Cooper was soon besieged with thousands of inquiries. As a way to get the word out, he began publishing C-band news, dish owners' comments, research and other aspects of the growing revolution. Proud C-band dish owners began lovingly referring to their dish as BUD (BigUglyDish).

"Prior to the FCC's approval, a complicated, time-consuming and expensive licensing procedure was required for a 'legal' dish," Cooper said. "Now we had the real possibility of privately owned, inexpensive C-band dishes. Already in '79 there were thousands of unlicensed terminals. But with licensing gone, it became a wide-open market allowing 'respectable' firms such as Channel Master, Panasonic, Uniden, Drake, and even Sony, to create hardware for C-band. By '85, you could set up a dish for as little as a thousand bucks."

TUNING IN THE WORLD

Cooper said the years 1979-86 were the best of times for C-band dish owners (although he knew time was running out). While the majority of typical terrestrial-only viewers could count the total number of channel choices on one hand, these newly legal C-band dish owners were now tuning into the world far beyond their local markets, and for free.

Skjei said C-banders could tune into HBO, Showtime, and The Movie Channel, as well as WTCG, WOR and WGN.

"But there were also basic network feeds, too, along with PBS, and a PPV channel called 'People's Choice,'" Skjei said. (PBS still provides its Schedule X feed for C-band dish owners.)

"For a while, even most national cable channels were distributed in the clear--with no scrambling--fed directly to cable headends and to backyard C-band dish owners," Skjei said.

When some scrambling finally did begin, it led to some newsworthy mischief by that era's equivalent of today's computer hackers.

Several years before the FCC gave its blessing to C-band dish owners, Schubin remembers addressing the NCTA Executive Committee in Arizona: "I told them satellite signals were not secure and that the FM 'capture effect' could allow someone to knock a programmer off the air.

"Ralph Baruch of Viacom asked me if I was saying that HBO could knock Showtime off the air and said he'd take his chances with that, getting a big laugh. Sometime thereafter, the self-styled 'Captain Midnight' knocked HBO off the air doing exactly what I'd said."

Schubin said what had angered Captain Midnight was HBO's decision to scramble its signals, thus leaving C-band dish owners in the dark.

"The programming was FTA [free-to-air] only because an economical, dependable scrambling system had not yet evolved," Cooper said. "This FTA situation continued for seven great years, through early 1986, allowing aggressive sellers to roll out more than 3 million home terminals at numbers approaching 75,000 monthly.

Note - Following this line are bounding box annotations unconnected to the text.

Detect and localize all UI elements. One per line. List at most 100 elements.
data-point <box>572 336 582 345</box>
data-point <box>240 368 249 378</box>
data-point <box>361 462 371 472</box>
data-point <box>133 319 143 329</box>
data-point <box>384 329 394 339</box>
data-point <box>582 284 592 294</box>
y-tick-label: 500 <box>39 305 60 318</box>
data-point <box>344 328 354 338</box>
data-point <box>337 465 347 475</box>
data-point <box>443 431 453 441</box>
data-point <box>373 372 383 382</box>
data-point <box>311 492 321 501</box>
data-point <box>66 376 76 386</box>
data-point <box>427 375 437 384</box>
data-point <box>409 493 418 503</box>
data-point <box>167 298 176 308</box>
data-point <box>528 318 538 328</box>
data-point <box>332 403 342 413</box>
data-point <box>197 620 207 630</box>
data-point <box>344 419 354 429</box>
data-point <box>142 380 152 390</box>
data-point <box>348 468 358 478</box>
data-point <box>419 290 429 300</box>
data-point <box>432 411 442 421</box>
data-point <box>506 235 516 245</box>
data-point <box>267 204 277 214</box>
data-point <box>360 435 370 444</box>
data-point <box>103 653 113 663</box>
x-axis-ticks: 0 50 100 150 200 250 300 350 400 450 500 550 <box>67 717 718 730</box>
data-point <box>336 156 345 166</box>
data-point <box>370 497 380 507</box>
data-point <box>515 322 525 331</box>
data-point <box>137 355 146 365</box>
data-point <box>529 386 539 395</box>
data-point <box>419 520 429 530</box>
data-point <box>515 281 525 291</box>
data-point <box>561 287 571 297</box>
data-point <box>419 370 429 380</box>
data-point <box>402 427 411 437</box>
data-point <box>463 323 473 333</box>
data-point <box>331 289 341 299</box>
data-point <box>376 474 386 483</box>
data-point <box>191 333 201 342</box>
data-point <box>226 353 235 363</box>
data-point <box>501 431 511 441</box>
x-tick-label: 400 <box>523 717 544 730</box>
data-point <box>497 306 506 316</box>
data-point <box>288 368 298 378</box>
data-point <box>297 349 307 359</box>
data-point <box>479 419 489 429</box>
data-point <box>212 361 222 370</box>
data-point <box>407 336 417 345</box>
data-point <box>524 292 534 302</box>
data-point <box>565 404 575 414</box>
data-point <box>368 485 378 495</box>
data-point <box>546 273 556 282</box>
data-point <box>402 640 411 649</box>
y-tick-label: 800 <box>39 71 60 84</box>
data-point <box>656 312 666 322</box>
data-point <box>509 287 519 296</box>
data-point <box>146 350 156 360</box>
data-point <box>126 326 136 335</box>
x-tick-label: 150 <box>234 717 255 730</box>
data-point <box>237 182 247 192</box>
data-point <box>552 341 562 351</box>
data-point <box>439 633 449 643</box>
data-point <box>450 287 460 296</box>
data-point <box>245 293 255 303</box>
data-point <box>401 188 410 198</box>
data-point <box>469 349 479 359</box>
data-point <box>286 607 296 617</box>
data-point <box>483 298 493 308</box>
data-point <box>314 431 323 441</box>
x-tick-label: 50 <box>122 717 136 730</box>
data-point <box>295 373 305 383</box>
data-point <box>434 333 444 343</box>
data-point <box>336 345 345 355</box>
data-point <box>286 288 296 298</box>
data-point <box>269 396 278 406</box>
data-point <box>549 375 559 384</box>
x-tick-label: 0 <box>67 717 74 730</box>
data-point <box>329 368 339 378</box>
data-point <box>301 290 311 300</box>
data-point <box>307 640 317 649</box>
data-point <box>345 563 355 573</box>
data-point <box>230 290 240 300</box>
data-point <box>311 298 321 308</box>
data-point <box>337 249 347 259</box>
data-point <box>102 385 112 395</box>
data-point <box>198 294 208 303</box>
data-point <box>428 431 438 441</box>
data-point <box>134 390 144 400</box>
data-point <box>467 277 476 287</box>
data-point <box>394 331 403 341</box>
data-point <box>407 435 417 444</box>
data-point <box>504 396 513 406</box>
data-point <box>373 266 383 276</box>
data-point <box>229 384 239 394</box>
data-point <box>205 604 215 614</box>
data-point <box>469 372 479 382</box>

"Yet it was a house of cards doomed to fail, and with each passing month prior to scrambling's launch, the cable industry became increasingly paranoid as they found themselves disconnecting thousands of homes each week from their cable lines because folks were buying their own home dish systems," said Cooper, who lives in New Zealand where he continues to publish his magazine, "SatFACTS Monthly."

While NBC uses the Ku-band to distribute its programming to affiliates, the remaining commercial networks still use C-band to transmit their programming to hundreds of affiliate analog dishes already in place. Economically, however, digital content is less expensive to transmit via satellite. A transponder typically accommodates one or two analog TV signals, while the same transponder could accommodate more than 10 digital signals.

The backyard C-band BUD owner lives on, but his days are numbered along with his program options. The latest example was this summer's announcement from Starz Entertainment Group, which said simply, "We are grateful to the C-band customers who made it possible for the satellite industry to launch 20 years ago. But digital technology is clearly the wave of the future."

On Dec. 31, Starz will end its analog transmissions to all its C-band consumers.